A critical factor in the precipitation type associated with this storm will be cold air that is expected to be in place ahead of the storm system's arrival.
"There will likely be a large zone of cold air ahead of the storm across the Midwest and Northeast," AccuWeather Forecasting Manager Dan DePodwin said.
A monster storm pounded the West Coast on Wednesday, Jan. 27, 2020. It will charge across the country, restrengthen and dump snow and ice on the Midwest and Northeast. (NOAA / GOES-EAST)
In fact, the weather in the Northeast will be downright cold and nasty from Friday to Saturday and, with high temperatures forecast to top out in the mid- to upper 20s in New York City, for example, could rival some of the lowest temperatures of the season so far that were achieved just last weekend.
"This extensive cold air may help keep the precipitation as snow in many places, especially away from the immediate Atlantic coast," DePodwin said of the forecast for the weekend into early next week.
This wedge of cold air is a concern in terms of snow and ice as far south as the Piedmont areas of the Carolinas from late this weekend to early next week.
Arctic air, such as what will be settled over this swath of the country, is denser than the surrounding air. Thus, the Arctic air in place across an area extending from the eastern portions of the Dakotas down south into slices of the Carolinas and northern Georgia and north up into Maine won't easily be pushed out when the storm approaches.
As the storm advances eastward, it will tap into moisture from the Gulf of Mexico and, upon colliding with the Arctic air in place, most likely set up a swath of snow and ice that can extend for hundreds of miles along parts of Interstate 70, 80 and 90 corridors of the Central states by the start of the weekend.

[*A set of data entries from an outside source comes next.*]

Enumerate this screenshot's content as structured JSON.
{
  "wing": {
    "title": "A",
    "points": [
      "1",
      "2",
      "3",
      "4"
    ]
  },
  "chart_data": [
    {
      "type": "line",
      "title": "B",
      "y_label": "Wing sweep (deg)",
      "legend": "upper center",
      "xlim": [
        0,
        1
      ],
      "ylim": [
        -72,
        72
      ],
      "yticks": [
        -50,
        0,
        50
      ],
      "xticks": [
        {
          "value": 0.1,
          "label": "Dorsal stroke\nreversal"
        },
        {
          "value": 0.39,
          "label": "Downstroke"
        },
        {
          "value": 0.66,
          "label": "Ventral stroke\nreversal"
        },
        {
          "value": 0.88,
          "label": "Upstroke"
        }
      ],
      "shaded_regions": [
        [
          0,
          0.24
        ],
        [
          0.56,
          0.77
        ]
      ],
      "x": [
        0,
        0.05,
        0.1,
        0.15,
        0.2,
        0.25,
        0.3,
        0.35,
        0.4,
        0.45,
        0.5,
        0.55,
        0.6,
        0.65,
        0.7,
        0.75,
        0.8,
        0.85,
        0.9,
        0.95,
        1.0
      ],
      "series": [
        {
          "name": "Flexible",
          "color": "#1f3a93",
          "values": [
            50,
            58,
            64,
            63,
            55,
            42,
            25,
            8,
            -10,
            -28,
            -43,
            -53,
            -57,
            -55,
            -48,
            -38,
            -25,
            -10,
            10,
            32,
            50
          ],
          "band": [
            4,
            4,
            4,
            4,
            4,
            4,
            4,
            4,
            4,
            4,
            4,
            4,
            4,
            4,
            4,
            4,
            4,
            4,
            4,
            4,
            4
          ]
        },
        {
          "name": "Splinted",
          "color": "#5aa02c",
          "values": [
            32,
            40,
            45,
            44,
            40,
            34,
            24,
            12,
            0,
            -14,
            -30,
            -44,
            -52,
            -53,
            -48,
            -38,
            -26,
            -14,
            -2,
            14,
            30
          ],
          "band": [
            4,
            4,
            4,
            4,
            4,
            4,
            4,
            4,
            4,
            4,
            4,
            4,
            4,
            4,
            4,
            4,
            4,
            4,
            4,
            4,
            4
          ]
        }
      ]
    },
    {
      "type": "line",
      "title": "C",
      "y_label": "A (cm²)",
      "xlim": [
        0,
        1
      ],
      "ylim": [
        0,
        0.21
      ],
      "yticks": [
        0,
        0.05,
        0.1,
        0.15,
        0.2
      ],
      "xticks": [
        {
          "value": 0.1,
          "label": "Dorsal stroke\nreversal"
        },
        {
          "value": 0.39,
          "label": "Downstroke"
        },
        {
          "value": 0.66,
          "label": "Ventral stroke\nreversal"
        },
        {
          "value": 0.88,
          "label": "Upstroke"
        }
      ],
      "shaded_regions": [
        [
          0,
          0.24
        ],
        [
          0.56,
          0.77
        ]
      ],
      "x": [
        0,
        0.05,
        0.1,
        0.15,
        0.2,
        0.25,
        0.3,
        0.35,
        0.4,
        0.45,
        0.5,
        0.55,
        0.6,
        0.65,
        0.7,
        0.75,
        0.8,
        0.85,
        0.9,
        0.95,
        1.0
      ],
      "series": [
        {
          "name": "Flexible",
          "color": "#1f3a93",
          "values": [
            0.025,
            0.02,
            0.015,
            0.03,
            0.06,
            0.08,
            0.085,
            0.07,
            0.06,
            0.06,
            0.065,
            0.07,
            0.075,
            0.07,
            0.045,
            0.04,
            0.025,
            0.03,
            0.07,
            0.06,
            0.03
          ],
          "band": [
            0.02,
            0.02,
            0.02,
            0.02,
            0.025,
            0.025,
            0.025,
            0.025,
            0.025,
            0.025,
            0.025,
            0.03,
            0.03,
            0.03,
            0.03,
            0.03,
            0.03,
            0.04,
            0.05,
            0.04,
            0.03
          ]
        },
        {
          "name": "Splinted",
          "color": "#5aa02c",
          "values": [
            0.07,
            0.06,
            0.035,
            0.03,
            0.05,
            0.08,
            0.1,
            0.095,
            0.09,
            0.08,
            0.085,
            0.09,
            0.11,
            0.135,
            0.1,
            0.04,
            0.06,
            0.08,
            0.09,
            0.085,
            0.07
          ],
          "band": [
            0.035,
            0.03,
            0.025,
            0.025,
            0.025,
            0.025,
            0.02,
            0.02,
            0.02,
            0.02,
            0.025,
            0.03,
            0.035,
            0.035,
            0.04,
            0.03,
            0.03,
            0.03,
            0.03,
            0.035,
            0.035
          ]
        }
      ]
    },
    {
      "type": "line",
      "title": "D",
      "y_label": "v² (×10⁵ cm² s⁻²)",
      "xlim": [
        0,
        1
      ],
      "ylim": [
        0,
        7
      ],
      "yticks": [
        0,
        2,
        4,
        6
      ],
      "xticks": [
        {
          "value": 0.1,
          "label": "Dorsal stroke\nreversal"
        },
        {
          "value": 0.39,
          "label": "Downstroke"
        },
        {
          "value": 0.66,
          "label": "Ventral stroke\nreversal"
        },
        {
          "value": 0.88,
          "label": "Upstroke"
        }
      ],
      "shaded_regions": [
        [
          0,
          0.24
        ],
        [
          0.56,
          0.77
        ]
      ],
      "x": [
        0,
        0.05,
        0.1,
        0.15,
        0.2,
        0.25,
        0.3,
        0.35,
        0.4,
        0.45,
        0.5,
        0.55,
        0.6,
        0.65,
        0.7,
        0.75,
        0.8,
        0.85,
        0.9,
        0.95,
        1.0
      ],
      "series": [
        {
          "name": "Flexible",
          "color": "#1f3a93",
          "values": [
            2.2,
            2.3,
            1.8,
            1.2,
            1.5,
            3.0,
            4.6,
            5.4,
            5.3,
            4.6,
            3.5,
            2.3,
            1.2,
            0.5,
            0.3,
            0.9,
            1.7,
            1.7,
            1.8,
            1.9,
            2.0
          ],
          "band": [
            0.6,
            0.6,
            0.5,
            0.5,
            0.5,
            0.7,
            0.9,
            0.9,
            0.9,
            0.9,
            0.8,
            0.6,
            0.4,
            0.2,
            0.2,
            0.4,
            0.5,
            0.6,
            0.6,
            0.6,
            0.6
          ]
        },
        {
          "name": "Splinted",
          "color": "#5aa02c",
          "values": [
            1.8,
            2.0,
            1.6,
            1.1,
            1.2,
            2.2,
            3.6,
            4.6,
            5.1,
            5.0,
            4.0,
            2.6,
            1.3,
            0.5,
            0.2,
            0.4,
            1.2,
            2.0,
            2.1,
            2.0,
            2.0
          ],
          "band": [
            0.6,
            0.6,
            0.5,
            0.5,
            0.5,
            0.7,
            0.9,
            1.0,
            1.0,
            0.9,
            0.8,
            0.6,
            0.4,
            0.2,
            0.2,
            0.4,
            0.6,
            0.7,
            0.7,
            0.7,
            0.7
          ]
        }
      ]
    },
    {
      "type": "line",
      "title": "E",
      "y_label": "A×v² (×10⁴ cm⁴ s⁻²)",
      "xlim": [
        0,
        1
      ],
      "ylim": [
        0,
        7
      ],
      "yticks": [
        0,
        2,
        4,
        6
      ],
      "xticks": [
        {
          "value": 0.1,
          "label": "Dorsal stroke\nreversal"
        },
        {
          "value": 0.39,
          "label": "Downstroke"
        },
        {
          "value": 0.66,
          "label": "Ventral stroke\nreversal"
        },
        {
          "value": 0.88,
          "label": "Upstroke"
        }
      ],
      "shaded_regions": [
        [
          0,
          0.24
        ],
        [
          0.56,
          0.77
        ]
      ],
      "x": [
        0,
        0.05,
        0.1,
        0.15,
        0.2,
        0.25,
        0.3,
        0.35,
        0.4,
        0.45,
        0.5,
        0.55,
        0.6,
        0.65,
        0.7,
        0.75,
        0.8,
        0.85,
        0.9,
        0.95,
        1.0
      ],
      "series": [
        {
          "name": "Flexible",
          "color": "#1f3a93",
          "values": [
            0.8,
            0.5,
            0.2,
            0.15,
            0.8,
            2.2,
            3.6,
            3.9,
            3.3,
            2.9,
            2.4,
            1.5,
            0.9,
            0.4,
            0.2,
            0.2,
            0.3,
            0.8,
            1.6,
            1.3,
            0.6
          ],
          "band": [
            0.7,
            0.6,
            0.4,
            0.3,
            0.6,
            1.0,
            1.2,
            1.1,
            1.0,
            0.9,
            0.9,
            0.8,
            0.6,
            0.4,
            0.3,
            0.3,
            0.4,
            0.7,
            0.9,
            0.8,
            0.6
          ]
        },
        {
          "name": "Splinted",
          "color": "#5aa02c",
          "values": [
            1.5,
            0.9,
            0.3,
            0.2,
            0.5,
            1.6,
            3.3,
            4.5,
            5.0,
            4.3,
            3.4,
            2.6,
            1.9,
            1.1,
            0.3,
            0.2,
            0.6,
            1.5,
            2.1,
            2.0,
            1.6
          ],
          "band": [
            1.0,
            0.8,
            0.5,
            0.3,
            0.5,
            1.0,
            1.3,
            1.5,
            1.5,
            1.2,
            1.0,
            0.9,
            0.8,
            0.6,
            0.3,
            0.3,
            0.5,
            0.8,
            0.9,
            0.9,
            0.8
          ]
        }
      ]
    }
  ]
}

"Some areas in the Midwest that were hit with heavy snow from the storm during Monday and Tuesday of this week could get hit again with more snow to shovel and plow," AccuWeather Senior Meteorologist Courtney Travis said.
Next, that wintry precipitation is expected to spread into portions of the central Appalachians and mid-Atlantic region beginning later this weekend, where moisture from the Atlantic Ocean will come into play. And, the forecast in this area may get even more tricky during early next week.
"How much snow falls from the mid-Atlantic and central Appalachians to New England may depend on whether the storm re-strengthens or a secondary storm forms along the Atlantic coast on Monday," DePodwin said.
"A stronger storm or near-coast secondary storm would have the potential to bring heavy snow to the Northeast while a weaker storm or no secondary storm might only bring light and easily managed precipitation," DePodwin added.
AccuWeather forecasters will be monitoring closely for signs that the second part of the storm along the Atlantic coast could develop. Should conditions allow that storm to develop, a potent nor'easter could unfold. With the cold air in place, a nor'easter could stall over the Northeast and have the potential to deliver heavy snowfall in some areas, as well other impacts such as gusty winds and possible coastal flooding.
Preceding the large storm will be a blast of Arctic air in the Northeast during the latter part of this week.
This cold shot may not only bring the lowest temperatures of the winter but may also be accompanied by locally blinding snow squalls that can make for dangerous conditions on area highways from the Great Lakes to the central Appalachians, the mid-Atlantic and New England.